Why China fears currency wars

China was never likely to receive much sympathy by complaining about other countries engaging in so-called currency wars.

If there is a modern mercantilist blueprint Beijing surely wrote it — its longstanding dollar peg saw it rack up decades of double-digit export growth and the world’s largest pile of foreign reserves.

And on cue, February’s expectations-beating 22% surge in exports suggests China’s

exporters are still winning any trade skirmish.

On the surface, this makes repeated saber-rattling comments about currency wars by Chinese officials appear unnecessary, if not somewhat odd.
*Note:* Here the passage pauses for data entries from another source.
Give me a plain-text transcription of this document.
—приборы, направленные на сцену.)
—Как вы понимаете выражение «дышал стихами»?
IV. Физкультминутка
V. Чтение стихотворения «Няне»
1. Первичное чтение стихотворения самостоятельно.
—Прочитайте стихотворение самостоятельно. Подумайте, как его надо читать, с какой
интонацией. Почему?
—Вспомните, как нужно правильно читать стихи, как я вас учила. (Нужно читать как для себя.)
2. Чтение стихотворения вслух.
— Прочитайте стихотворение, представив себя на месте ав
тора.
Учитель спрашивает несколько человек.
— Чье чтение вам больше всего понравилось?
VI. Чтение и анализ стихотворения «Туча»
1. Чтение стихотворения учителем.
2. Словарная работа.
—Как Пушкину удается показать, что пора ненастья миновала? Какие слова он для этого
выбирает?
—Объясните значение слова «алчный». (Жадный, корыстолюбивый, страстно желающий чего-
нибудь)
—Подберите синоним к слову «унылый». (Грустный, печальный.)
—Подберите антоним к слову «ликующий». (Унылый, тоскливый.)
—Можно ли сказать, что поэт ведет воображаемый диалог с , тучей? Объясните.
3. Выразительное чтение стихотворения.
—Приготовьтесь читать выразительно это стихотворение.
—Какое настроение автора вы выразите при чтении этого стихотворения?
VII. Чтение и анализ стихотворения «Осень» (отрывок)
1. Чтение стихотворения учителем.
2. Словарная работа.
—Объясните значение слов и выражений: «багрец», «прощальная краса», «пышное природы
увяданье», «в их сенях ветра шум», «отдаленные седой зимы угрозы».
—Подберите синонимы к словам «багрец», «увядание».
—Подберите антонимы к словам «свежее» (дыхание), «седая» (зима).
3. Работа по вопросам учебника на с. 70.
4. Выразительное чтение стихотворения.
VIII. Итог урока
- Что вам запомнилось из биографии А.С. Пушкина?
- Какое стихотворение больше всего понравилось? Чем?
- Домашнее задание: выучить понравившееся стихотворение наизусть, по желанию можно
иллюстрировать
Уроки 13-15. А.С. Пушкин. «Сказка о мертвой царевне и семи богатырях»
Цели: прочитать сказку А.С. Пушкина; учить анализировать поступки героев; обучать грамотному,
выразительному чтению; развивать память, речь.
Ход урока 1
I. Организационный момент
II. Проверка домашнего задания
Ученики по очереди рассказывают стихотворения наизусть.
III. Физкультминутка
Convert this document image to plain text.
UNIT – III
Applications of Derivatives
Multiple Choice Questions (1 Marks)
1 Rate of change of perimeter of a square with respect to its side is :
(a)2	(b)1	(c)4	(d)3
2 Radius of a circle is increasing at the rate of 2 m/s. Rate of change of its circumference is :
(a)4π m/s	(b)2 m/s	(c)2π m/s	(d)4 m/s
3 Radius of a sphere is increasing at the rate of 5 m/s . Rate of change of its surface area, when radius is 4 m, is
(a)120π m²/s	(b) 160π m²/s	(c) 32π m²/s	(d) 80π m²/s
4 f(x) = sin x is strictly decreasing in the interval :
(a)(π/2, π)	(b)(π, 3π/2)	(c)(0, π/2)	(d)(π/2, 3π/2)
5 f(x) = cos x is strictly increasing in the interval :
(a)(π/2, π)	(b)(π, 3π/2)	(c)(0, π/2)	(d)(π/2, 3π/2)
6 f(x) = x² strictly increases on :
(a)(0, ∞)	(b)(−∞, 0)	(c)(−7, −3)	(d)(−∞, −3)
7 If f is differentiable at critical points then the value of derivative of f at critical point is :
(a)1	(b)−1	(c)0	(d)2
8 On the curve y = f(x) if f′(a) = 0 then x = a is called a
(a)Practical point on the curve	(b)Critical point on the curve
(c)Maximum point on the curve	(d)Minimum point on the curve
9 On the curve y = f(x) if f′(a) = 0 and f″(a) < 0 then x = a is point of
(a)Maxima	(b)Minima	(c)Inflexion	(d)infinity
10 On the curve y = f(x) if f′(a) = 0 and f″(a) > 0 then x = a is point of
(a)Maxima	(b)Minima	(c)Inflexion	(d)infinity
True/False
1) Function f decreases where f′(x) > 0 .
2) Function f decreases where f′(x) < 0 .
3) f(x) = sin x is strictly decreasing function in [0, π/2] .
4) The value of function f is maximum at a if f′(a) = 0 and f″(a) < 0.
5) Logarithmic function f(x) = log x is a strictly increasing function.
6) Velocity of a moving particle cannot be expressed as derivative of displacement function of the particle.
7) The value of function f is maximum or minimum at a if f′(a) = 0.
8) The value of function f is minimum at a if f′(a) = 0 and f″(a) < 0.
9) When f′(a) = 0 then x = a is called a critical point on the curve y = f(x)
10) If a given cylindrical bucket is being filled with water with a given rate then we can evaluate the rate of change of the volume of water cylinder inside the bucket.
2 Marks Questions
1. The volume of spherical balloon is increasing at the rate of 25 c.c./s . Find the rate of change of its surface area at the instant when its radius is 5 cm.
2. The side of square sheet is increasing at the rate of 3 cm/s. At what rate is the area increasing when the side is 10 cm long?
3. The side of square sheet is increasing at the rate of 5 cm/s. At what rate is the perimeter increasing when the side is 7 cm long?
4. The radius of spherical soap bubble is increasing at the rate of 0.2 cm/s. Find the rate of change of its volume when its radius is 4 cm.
On Friday, Commerce Minister Chen Deming was the latest to raise concerns about competitive currency depreciation and the effects of excessive money-printing by central banks.

The head of China’s sovereign-wealth fund was less diplomatic, reportedly warning Japan against “treating their neighbors as your garbage bin and starting a currency war.”

There were some clues, however, as to what lies behind this escalation in rhetoric in economic reports out this weekend.

While China’s exports impressed, its economy is showing some disturbing trends: cooling industrial output, weakening retail-sales growth and a spike in inflation. Read: China inflation climbs; other indicators soften

Specifically, February’s consumer price index hit a 10-month high inflation rate of 3.2%, beating expectations, while industrial output in January and February expanded just 9.9% from a year earlier, below expectations. Retail sales growth, meanwhile, fell to 12.3% year-on-year in the January-February period, down from 15.2% in December.

One familiar area where activity is picking-up is in property and infrastructure. Investment in fixed assets accelerated to 21.2%, with real-estate investment growing at an even faster 22.8%.

The property market is showing renewed signs of overheating. Sales have been soaring, rising 77.6% from last year’s levels in value terms over the first two months of 2013.

The snapshot suggests China’s recent economic recovery is far from assured. The massive lending figures seen at the beginning of the year appear to be generating more inflation than growth. To concerns about property bubbles, some might add looming stagflation.

Clearly the last thing China needs just now is a surge in hot-money flows through quantitative easing (QE).

We are familiar with Chinese officials in the past protesting QE by U.S. Federal Reserve Chairman Ben Bernanke. With a large part of China’s $3 trillion foreign reserves held in U.S. dollars, Beijing has a keen interest in any greenback debasement.